14 And God said: 'Let there be lights in the firmament of the heaven to divide the day from the night; and let them be for signs, and for seasons, and for days and years; 15 and let them be for lights in the firmament of the heaven to give light upon the earth.' And it was so. 16 And God made the two great lights: the greater light to rule the day, and the lesser light to rule the night; and the stars. 17 And God set them in the firmament of the heaven to give light upon the earth, 18 and to rule over the day and over the night, and to divide the light from the darkness; and God saw that it was good. 19 And there was evening and there was morning, a fourth day.

Today’s First Reading is one of the most familiar in the entire Bible. I have chosen today not to paraphrase it, but to present it in full, in the translation at , the Mamre Institute in Jerusalem. It is, of course, a mythical account, in both proper sense of that word, a story told to illustrate a truth that goes beyond understanding, and a story of an event to which there are no eye-witnesses.
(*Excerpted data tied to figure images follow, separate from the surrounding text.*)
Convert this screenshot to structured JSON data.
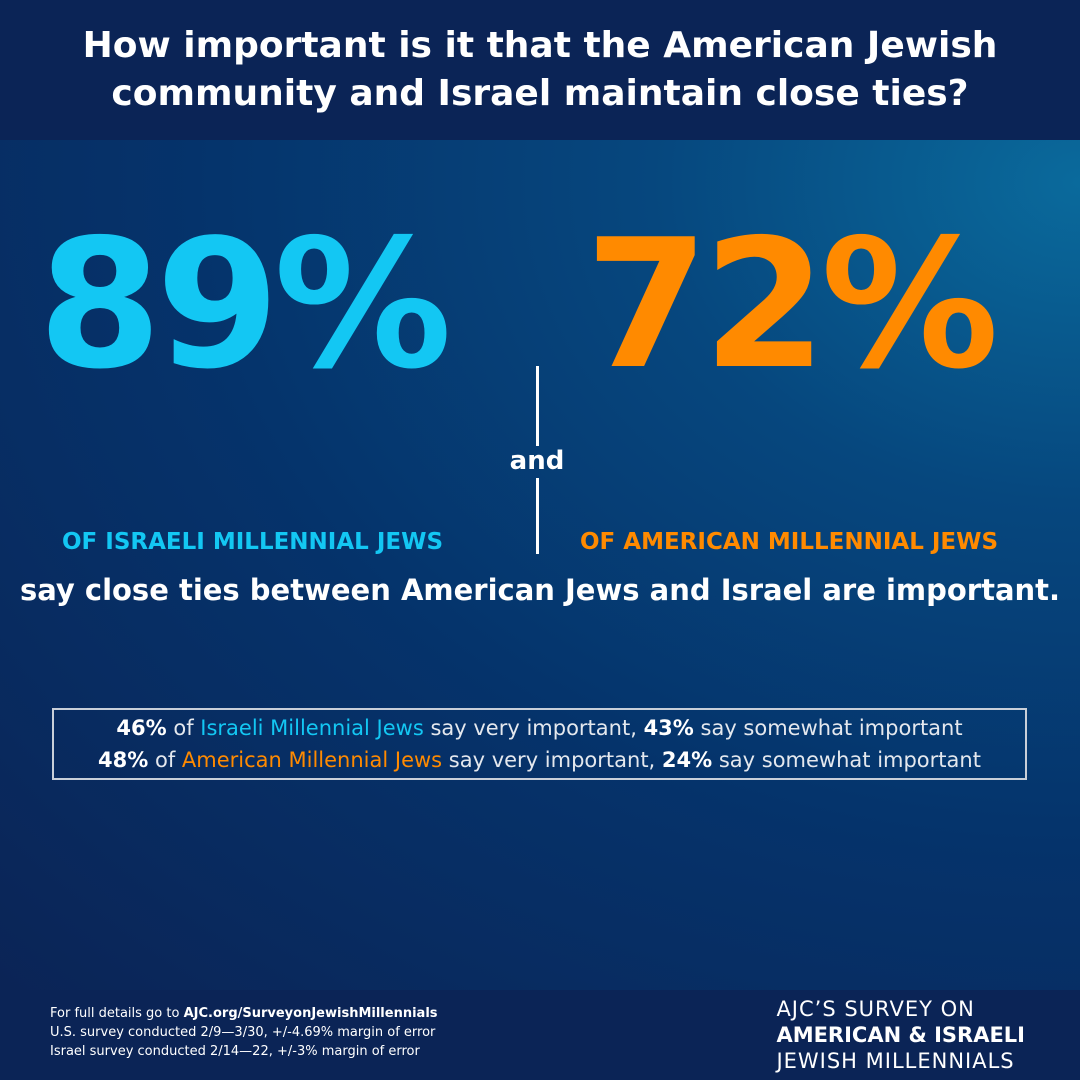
{
  "header": {
    "title": "How important is it that the American Jewish community and Israel maintain close ties?"
  },
  "stats": {
    "israel": {
      "value": "89%",
      "label": "OF ISRAELI MILLENNIAL JEWS"
    },
    "connector": "and",
    "america": {
      "value": "72%",
      "label": "OF AMERICAN MILLENNIAL JEWS"
    },
    "statement": "say close ties between American Jews and Israel are important."
  },
  "details": {
    "israel": {
      "very_pct": "46%",
      "group": "Israeli Millennial Jews",
      "very_text": " say very important, ",
      "somewhat_pct": "43%",
      "somewhat_text": " say somewhat important",
      "of": " of "
    },
    "america": {
      "very_pct": "48%",
      "group": "American Millennial Jews",
      "very_text": " say very important, ",
      "somewhat_pct": "24%",
      "somewhat_text": " say somewhat important",
      "of": " of "
    }
  },
  "footer": {
    "details_prefix": "For full details go to ",
    "details_link": "AJC.org/SurveyonJewishMillennials",
    "us_survey": "U.S. survey conducted 2/9—3/30, +/-4.69% margin of error",
    "israel_survey": "Israel survey conducted 2/14—22, +/-3% margin of error",
    "brand_line1": "AJC’S SURVEY ON",
    "brand_line2": "AMERICAN & ISRAELI",
    "brand_line3": "JEWISH MILLENNIALS"
  },
  "colors": {
    "israel": "#13c7f3",
    "america": "#ff8a00",
    "navy": "#0b2456"
  }
}
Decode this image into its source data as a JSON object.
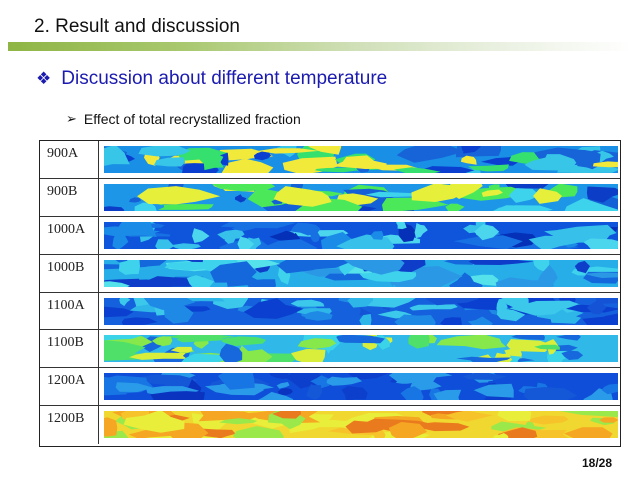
{
  "slide": {
    "title": "2. Result and discussion",
    "heading": "Discussion about different temperature",
    "heading_bullet": "❖",
    "sub_bullet_arrow": "➢",
    "sub_bullet": "Effect of total recrystallized fraction",
    "page_number": "18/28"
  },
  "samples": [
    {
      "label": "900A",
      "base": "#1a8fe6",
      "patches": [
        "#37c5e8",
        "#0a3fcf",
        "#35e06f",
        "#f2ea3a",
        "#1664d8"
      ]
    },
    {
      "label": "900B",
      "base": "#1e96e8",
      "patches": [
        "#3dd3ec",
        "#0b3dc7",
        "#4be85a",
        "#e6f03a",
        "#1460d6"
      ]
    },
    {
      "label": "1000A",
      "base": "#0f55dc",
      "patches": [
        "#1a8be6",
        "#36c0ea",
        "#0530b8",
        "#1771e2",
        "#4bd6ee"
      ]
    },
    {
      "label": "1000B",
      "base": "#27aee8",
      "patches": [
        "#3fd2ec",
        "#1468dc",
        "#0e3ec9",
        "#55e2ea",
        "#2b98e6"
      ]
    },
    {
      "label": "1100A",
      "base": "#1560dc",
      "patches": [
        "#1f8ae6",
        "#0a3fcf",
        "#2fb6e8",
        "#1452d6",
        "#3bc8ea"
      ]
    },
    {
      "label": "1100B",
      "base": "#2fb8e8",
      "patches": [
        "#4fe06a",
        "#d9ee3a",
        "#1668dc",
        "#3ad3e8",
        "#86e84a"
      ]
    },
    {
      "label": "1200A",
      "base": "#0f4ed8",
      "patches": [
        "#1876e4",
        "#0a33c0",
        "#2a9be8",
        "#1458d8",
        "#0c40cc"
      ]
    },
    {
      "label": "1200B",
      "base": "#f0d830",
      "patches": [
        "#f5a623",
        "#e8ee3a",
        "#ea7a1e",
        "#9be84a",
        "#f6c42a"
      ]
    }
  ]
}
Even understanding that its meaning is metaphorical rather than historical, it is a majestic and poetic account of God’s dominion over the created universe.

A reading from the Holy Gospel according to Mark
Chapter 6

53When they had crossed over, Jesus and his disciples landed at Gennesaret and anchored there. 54As soon as they got out of the boat, people recognized Jesus. 55They ran throughout that whole region and carried the sick on mats to wherever they heard he was. 56And wherever he went—into villages, towns or countryside—they placed the sick in the marketplaces. They begged him to let them touch even the edge of his cloak, and all who touched him were healed.

Wherever Jesus went, people would gather around him. They would sit for hours on end on the hillside overlooking the Sea of Galilee (also known as Lake Gennesaret). They would bring the halt and the lame, the sick, both of body and of spirit, and he would heal them.

From some perspectives, it might seem that the story in Mark’s gospel of Jesus healing the sick is far removed from the poetic depiction of the creation of the universe in Genesis. Then again, the two accounts are more closely related than we might perceive at first glance. In Genesis, God makes the heavens and the earth, and all that is in them. God creates life, and sustains his creatures in life. In Mark, we see Jesus revealing God’s love for his people as he goes about bringing health to those who are sick, and even those who touched the fringes of his cloak were cured. This is the wondrous mystery at the heart of Christianity: Why did God create the universe and all that is in it? Why did God choose to take on human form and human flesh in the Incarnation? The answer is given to us by Saint Augustine: God created us, and the universe in which we live, for the purpose of redeeming us.